Inside the guest we see vRSS in action as multiple cores are put in to action to handle the interrupts of incoming traffic. This takes away the single vCPU bottle neck.
And the result is a sweet 17.2Gbps from VM1 to VM2. For the sharp eyed ones amongst you, they are on the same host so yes in this case we get top bandwidth as the traffic doesn’t have to go across the wire over the 2*10Gbps NIC team but stays within the same host or better, vSwitch.
The GUI is very friendly and suggest I can go to 100Gbps networking hardware Well, not yet I’m afraid, but I’ve taken note .
Here’s what it looks like when the sending and receiving VM are on different hosts and the vSwitch is connected to a 2*10Gbps team, switch independent, dynamic mode. You “only” get 10Gbps as the team can send on all members but receive on only one. But that’s still fine.
So how this look like on the host?
Here you see Dynamic VMQ in action. To prevent one core of becoming overloaded the host puts more of them into service. This depends on the load and it’s dynamic. Hence Dynamic VMQ. Where VMQ was great it still a limiting factor as you used to be tied to one core / VM.

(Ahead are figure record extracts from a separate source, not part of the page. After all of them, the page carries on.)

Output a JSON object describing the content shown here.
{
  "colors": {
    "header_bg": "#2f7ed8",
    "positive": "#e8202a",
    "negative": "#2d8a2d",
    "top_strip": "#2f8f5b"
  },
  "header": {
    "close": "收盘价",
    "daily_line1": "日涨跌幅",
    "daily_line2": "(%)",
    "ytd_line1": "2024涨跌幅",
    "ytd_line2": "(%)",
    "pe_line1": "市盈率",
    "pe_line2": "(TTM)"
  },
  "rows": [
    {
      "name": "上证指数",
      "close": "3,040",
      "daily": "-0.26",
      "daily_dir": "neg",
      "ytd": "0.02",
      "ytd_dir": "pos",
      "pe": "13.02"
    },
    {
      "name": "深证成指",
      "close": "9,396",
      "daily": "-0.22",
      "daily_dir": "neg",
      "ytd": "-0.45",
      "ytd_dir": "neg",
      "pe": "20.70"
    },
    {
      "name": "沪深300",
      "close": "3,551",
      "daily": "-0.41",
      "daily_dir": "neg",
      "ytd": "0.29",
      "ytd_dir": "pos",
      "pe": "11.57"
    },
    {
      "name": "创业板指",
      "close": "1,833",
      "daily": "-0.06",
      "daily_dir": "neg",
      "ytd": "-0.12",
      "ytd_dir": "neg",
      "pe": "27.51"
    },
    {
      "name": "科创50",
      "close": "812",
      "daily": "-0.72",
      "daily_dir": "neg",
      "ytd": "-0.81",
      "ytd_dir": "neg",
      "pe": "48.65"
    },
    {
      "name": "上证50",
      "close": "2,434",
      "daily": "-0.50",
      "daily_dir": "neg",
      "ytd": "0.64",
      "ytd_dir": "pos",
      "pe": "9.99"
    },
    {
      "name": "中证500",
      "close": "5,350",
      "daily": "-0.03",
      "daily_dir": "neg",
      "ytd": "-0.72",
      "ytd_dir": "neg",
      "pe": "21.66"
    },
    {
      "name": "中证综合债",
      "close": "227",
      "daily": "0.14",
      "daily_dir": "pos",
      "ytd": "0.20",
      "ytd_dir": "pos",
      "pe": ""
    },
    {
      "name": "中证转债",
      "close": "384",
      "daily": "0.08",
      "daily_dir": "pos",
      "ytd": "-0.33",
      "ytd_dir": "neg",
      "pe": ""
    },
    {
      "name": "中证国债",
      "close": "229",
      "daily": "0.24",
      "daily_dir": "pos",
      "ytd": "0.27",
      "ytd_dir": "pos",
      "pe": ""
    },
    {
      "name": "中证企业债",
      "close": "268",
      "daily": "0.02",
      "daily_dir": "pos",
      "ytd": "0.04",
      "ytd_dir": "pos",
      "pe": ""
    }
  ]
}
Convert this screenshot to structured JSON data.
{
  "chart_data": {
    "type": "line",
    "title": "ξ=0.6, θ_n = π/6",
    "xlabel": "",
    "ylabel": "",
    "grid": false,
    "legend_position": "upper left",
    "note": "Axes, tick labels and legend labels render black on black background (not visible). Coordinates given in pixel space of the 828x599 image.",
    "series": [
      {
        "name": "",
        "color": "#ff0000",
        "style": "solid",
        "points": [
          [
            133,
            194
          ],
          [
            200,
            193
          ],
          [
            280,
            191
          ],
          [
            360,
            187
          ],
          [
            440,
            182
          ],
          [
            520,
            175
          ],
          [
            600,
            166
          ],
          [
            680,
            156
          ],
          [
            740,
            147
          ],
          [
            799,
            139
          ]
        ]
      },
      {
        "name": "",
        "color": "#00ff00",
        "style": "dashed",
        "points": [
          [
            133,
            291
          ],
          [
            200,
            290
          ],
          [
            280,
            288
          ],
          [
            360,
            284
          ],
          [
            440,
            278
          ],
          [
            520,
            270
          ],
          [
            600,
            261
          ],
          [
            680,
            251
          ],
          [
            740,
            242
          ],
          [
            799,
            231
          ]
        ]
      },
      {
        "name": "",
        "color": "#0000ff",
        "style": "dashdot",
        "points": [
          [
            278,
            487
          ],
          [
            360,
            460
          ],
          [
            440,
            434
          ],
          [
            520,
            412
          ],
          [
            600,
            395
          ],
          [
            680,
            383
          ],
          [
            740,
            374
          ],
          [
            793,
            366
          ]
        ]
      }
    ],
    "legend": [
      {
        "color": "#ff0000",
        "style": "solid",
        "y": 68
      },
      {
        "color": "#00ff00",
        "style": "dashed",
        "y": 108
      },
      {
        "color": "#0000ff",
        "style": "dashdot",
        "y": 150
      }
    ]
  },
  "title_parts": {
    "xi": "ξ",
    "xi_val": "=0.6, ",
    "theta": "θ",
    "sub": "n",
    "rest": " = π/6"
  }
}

This means that our network traffic processing is no longer limited by the OS or better the use of a single core, both inside the VM and on the host. Our bottleneck now is the maximum throughput the NICs can deliver. In our 2 member NIC team that’s 20Gbps max under the right circumstances. Yup. Line speed. Need more? Throw 40Gbps NICs at the problem or even 100Gbps pretty soon. Windows Server 2012 R2 is ready for this.
Sharing the wealth
Now to make sure a bunch of these VMs on your cluster don’t starve the rest of the VM population with their greed for and lust after bandwidth you have the option of using Bandwidth management on the VM NIC.
This is one of the cases where this option can be very useful.
VM mobility without boundaries
Also consider this capability and this type of high workloads combined while leveraging SMB Direct. This offloads the processing of CSV traffic, Live Migration, Shared Nothing Live Migration and under certain conditions Storage Live Migration to the NIC by leveraging RDMA. In other words it doesn’t tax your host CPUs. This means you can have these kinds of network traffic loads going on and still live migrate at will. Scalable VM mobility anyone? You’ll understand what tremendous network loads the combination Windows Server 2012 R2 Hyper-V host & guests can handle.
It’s virtualization, not magic
OK, time for a little reality check, just in case it’s needed. Virtualization is technology, not magic. For all of you “thinking” they can push 20GBps into 20 VMs simultaneously on single host over just a single Team of 2 *10Gbps … ah well, get real OK?
I can talk about the benefits of vRSS all day and show you some more screenshots but I’m working on “vRSS, The Movie’”. Perhaps even a sequel already.